Le président a appelé Ghannouchi vers 17 heures, a indiqué une source proche du leader d’Ennahda. La constitution exigeait une consultation avec le président du parlement et le premier ministre.
Saied a déclaré l’avoir fait. Mais des sources d’Ennahda ont déclaré qu’il avait simplement dit à Ghannouchi qu’il allait reconduire l’état d’urgence en place depuis 2015.
Mechichi était à son bureau. Il avait rencontré Saied la veille pour discuter de la pandémie et a été surpris de recevoir un appel à 19 heures le convoquant au palais. « Il est parti à la hâte sans connaître aucun détail », a déclaré un assistant.
Lorsqu’on lui a annoncé qu’il était limogé, Mechichi n’a pu qu’accepter, a dit la source proche de lui, et après l’annonce, il a été reconduit chez lui par un service de sécurité.
L’annonce de Saied a également surpris Ghannouchi. Joint par Reuters peu après, il l’a dénoncée comme un coup d’État.

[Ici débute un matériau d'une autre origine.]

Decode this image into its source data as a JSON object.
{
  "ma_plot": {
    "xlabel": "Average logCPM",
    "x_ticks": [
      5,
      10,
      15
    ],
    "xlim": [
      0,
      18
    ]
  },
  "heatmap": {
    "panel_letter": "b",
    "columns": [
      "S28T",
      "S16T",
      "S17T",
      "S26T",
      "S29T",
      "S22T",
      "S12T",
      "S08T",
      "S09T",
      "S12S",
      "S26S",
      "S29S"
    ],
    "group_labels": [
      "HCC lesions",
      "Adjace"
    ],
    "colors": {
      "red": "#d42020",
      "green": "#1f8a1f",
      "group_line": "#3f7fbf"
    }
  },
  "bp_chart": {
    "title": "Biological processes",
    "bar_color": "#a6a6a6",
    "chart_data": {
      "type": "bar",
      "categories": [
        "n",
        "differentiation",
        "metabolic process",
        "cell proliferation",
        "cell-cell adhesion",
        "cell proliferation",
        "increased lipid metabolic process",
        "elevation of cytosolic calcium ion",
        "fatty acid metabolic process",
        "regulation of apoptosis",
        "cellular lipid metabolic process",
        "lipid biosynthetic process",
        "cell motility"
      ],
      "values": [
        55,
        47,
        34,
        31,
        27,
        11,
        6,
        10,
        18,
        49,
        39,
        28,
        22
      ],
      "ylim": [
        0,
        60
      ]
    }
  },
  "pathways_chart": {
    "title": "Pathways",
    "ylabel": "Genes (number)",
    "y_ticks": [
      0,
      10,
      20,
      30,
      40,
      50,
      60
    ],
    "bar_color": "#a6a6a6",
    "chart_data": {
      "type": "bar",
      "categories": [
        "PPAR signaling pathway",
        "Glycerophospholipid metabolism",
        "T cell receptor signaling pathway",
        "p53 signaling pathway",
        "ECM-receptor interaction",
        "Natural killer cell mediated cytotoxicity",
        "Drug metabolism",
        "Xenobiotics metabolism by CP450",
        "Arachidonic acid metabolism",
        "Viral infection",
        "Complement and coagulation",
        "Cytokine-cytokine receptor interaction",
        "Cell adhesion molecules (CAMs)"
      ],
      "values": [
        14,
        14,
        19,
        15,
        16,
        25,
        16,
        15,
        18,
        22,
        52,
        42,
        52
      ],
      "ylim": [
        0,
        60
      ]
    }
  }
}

Ghannouchi avait déjà parlé avec Mechichi des protestations. Après la déclaration de Saied, il a essayé de le rappeler mais n’a pu le joindre qu’à 23 heures.
Il a demandé à M. Mechichi s’il se considérait toujours comme Premier ministre et lui a demandé de rejeter publiquement les initiatives de M. Saied, mais le Premier ministre évincé n’a pas donné de réponse claire, selon une source d’Ennahda.
Déjà, les rues se remplissaient de partisans du président, jubilant à l’idée qu’il semblait s’attaquer au désarroi et à la stagnation du système.
Au cours des heures suivantes, Saied a chargé un allié de superviser le ministère de l’intérieur, tandis que l’armée encerclait le parlement, la télévision et le bureau du gouvernement de Tunis.
Saied avait déjoué les plans de ses adversaires.